Students working together | Image: Texas A&M Engineering

The Department of Electrical and Computer Engineering at Texas A&M University has partnered with Texas Instruments (TI) to develop the power management circuits and systems course using TI Power Management Lab Kits (TI-PMLK), a series of labs and kits that offer a practical application of the fundamentals of power management. This course was developed with the collaboration of Dr. Jose Silva-Martinez, Dr. Edgar Sanchez-Sinencio and Dr. Prasad Enjeti.

Silva, TI Professor I in Analog Engineering, is one of the instructors of the course. A few years ago the power management group at Texas Instruments approached the Analog and Mixed-Signal Center at Texas A&M, of which Silva is a member, about developing courses in this area of study. TI’s university team saw there was a skills gap in this area, so they developed the TI-PMLK in collaboration with Dr. Nicola Femia, a power expert from the University of Salerno, that was then incorporated into the power electronics course taught at Texas A&M.

This collaboration is mutually beneficial to companies in industry, as well as faculty and students alike. Companies benefit because this course prepares students for this specific area that is very important for them. This also fuels research for the faculty members in the electrical and computer engineering department, and because of courses like this they are able to more quickly introduce students to a new area of study. Through guest lectures and hands-on lab assignments, students gain practical knowledge that can be used immediately upon graduation.

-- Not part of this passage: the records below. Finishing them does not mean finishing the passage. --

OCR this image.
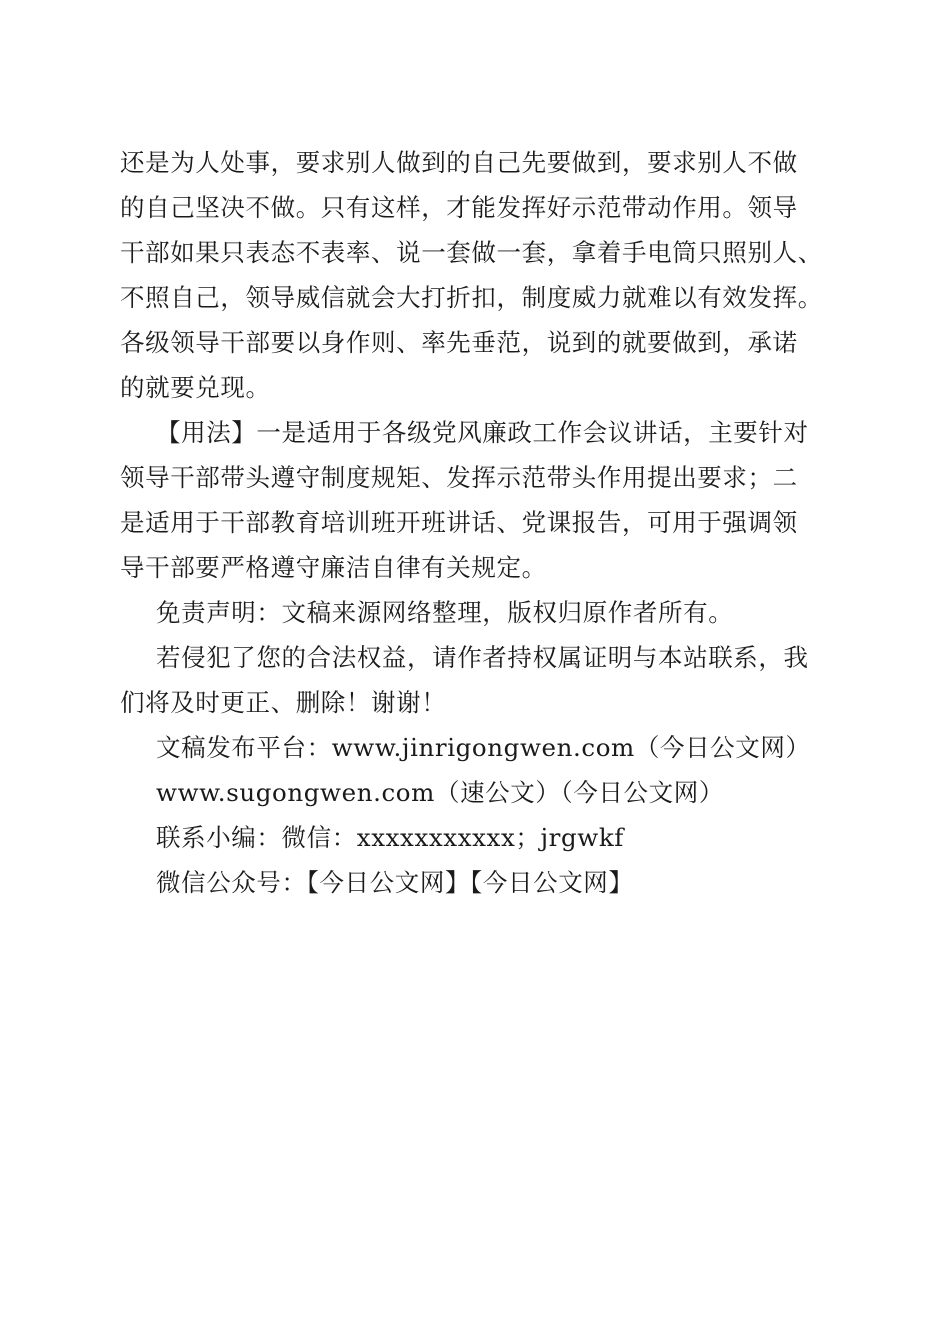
还是为人处事，要求别人做到的自己先要做到，要求别人不做
的自己坚决不做。只有这样，才能发挥好示范带动作用。领导
干部如果只表态不表率、说一套做一套，拿着手电筒只照别人、
不照自己，领导威信就会大打折扣，制度威力就难以有效发挥。
各级领导干部要以身作则、率先垂范，说到的就要做到，承诺
的就要兑现。
【用法】一是适用于各级党风廉政工作会议讲话，主要针对
领导干部带头遵守制度规矩、发挥示范带头作用提出要求；二
是适用于干部教育培训班开班讲话、党课报告，可用于强调领
导干部要严格遵守廉洁自律有关规定。
免责声明：文稿来源网络整理，版权归原作者所有。
若侵犯了您的合法权益，请作者持权属证明与本站联系，我
们将及时更正、删除！谢谢！
文稿发布平台：www.jinrigongwen.com（今日公文网）
www.sugongwen.com（速公文）（今日公文网）
联系小编：微信：xxxxxxxxxxx；jrgwkf
微信公众号：【今日公文网】【今日公文网】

“Thanks to this type of collaboration you can tailor your labs and examples used in class to practical applications,” Silva said. “Those guys in industry will come to our class and advise us we are doing relevant research that helps them to maintain their worldwide leadership. Texas A&M students and faculty are willing to address challenging open problems in today’s industry.”

The students are not only exposed to these challenges, they are able to collaborate with the engineers who are developing the actual products to address these concerns. This course provides students the opportunity to obtain a full understanding of power management fundamentals, allowing them to adapt to the always evolving world of technology.

“If you learn very well how to bike, it doesn’t really matter if you use this bike or a new model of the bike, you know how to ride the bike and that is what is important,” Silva said. “It’s the same thing with technology. We see new devices, new things coming every day, but the real essence of the technology, the roots, the fundamentals are very much the same. If you learn those things very well, and as many aspects of the technology as possible, you are prepared to adapt to all these changes.”

The objective of this course is to equip students as leaders in this field. This course is a senior level course, however about 50 percent of enrollment has been graduate students for the past two years. Silva hopes to eventually turn this course into a stacked course, which means that different types of students within the class will be given separate and more challenging assignments based on their level of study.

Ayesha Mayhugh from Texas Instruments has been a part of this project. Silva, Sanchez, the TI Jack Kilby Chair Professor, Distinguished Professor and director of the Analog and Mixed-Signal Center; and Enjeti, TI Professor III in Analog Engineering and associate dean for academic affairs, are partnering within the department to make this course possible and to continue its path to success.

“The Texas A&M electrical and computer engineering department consistently produces highly capable engineering graduates”, said Kyle Flessner, senior vice president of the TI technology and manufacturing group. “They are consistently a top producer of engineering talent for Texas Instruments.”